Key Parameters Default
–xcam None
Ascii
Basic
Extended
None
- -xmlCharAttributesMode

--xmlWriteAsciiCharAttributes

  • Note: Starting from release 2 this option is obsolete. Using it does not affect XML export. Please use the option -xcam with the parameter Ascii instead.
  • The character coordinates and character confidence will be written into XML file.
Key Parameters Default
-xaca no
- -xmlWriteAsciiCharAttributes

--xmlWriteCharacterRecognitionVariants

  • New CLI 11 R1
  • Collections of variants of each character's recognition will be written into XML file.
Key Parameters Default
-xacv no
- -xmlWriteCharacterRecognitionVariants

--xmlWriteCharAttributes

  • Note: Starting from release 2 this option is obsolete. Using it does not affect XML export. Please use the option -xcam with the parameter Basic instead.
  • The character coordinates will be written into XML file.
Key Parameters Default
-xca no
- -xmlWriteCharAttributes

--xmlWriteExtendedCharAttributes

  • Note: Starting from release 2 this option is obsolete. Using it does not affect XML export.
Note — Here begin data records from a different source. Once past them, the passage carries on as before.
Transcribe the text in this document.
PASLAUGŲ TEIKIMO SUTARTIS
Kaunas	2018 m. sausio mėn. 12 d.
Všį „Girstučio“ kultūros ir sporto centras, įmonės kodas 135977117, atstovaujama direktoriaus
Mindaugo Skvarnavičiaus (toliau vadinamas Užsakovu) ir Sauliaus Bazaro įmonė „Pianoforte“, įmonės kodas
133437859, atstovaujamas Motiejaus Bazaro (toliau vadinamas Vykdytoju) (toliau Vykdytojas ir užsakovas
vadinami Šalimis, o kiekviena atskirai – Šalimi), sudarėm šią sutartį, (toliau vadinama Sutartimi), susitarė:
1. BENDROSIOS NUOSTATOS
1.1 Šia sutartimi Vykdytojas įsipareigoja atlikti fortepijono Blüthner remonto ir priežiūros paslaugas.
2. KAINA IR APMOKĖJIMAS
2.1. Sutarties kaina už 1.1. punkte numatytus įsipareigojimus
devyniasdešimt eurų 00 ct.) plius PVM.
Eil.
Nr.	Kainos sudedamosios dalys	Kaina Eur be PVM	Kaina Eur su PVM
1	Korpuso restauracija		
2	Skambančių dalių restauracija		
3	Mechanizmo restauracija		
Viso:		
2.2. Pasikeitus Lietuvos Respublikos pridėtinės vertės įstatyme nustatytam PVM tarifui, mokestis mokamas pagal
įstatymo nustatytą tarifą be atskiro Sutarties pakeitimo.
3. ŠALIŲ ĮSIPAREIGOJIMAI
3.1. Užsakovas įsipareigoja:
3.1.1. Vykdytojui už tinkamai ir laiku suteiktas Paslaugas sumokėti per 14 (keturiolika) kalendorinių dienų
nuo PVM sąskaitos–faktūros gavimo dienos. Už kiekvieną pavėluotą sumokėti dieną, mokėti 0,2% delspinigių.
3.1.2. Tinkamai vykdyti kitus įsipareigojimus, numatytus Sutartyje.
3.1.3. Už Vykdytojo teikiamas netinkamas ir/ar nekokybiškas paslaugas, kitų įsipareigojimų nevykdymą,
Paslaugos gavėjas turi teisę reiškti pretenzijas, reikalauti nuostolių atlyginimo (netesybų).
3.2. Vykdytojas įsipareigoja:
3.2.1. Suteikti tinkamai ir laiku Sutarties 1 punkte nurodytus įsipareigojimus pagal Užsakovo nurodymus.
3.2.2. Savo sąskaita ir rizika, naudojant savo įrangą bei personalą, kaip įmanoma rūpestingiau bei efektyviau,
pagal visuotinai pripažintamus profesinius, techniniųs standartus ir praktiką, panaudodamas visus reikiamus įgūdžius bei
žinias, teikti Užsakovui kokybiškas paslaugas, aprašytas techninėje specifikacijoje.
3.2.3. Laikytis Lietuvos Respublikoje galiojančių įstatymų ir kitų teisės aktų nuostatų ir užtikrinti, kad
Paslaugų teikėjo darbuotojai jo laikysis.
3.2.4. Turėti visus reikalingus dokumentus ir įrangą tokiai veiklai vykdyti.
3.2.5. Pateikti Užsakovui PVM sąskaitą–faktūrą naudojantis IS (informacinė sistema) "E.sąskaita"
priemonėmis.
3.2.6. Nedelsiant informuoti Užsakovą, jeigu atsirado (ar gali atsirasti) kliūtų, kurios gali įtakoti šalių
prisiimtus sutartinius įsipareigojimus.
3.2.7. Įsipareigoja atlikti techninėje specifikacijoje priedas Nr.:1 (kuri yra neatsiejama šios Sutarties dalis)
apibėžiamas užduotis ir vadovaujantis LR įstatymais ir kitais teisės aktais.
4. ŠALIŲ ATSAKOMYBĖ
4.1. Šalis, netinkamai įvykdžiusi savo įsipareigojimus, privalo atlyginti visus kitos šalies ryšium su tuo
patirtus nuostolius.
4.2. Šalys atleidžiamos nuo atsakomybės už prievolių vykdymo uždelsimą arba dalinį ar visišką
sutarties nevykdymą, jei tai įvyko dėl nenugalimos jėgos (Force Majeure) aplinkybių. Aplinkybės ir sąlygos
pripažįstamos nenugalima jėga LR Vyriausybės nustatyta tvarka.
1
Please use the option -xcam with the parameter Extended instead.
  • Character coordinates, character confidence and extended character attributes will be written into XML file.
Key Parameters Default
-xeca no
- -xmlWriteExtendedCharAttributes

--xmlWriteCharFormatting

  • Character formatting will be written into XML file.
Key Parameters Default
-xcf no
- -xmlWriteCharFormatting

--xmlWriteNondeskewedCoordinates

  • Character coordinates written into XML file will be taken from a modified image plane.
Key Parameters Default
-xnc no
- -xmlWriteNondeskewedCoordinates

--xmlWriteWordRecognitionVariants

  • New CLI 11 R1
  • Collection of variants of each word's recognition will be written into XML file.
Key Parameters Default
-xwrv no
- -xmlWriteWordRecognitionVariants
  • Note. Full keys are marked by italic.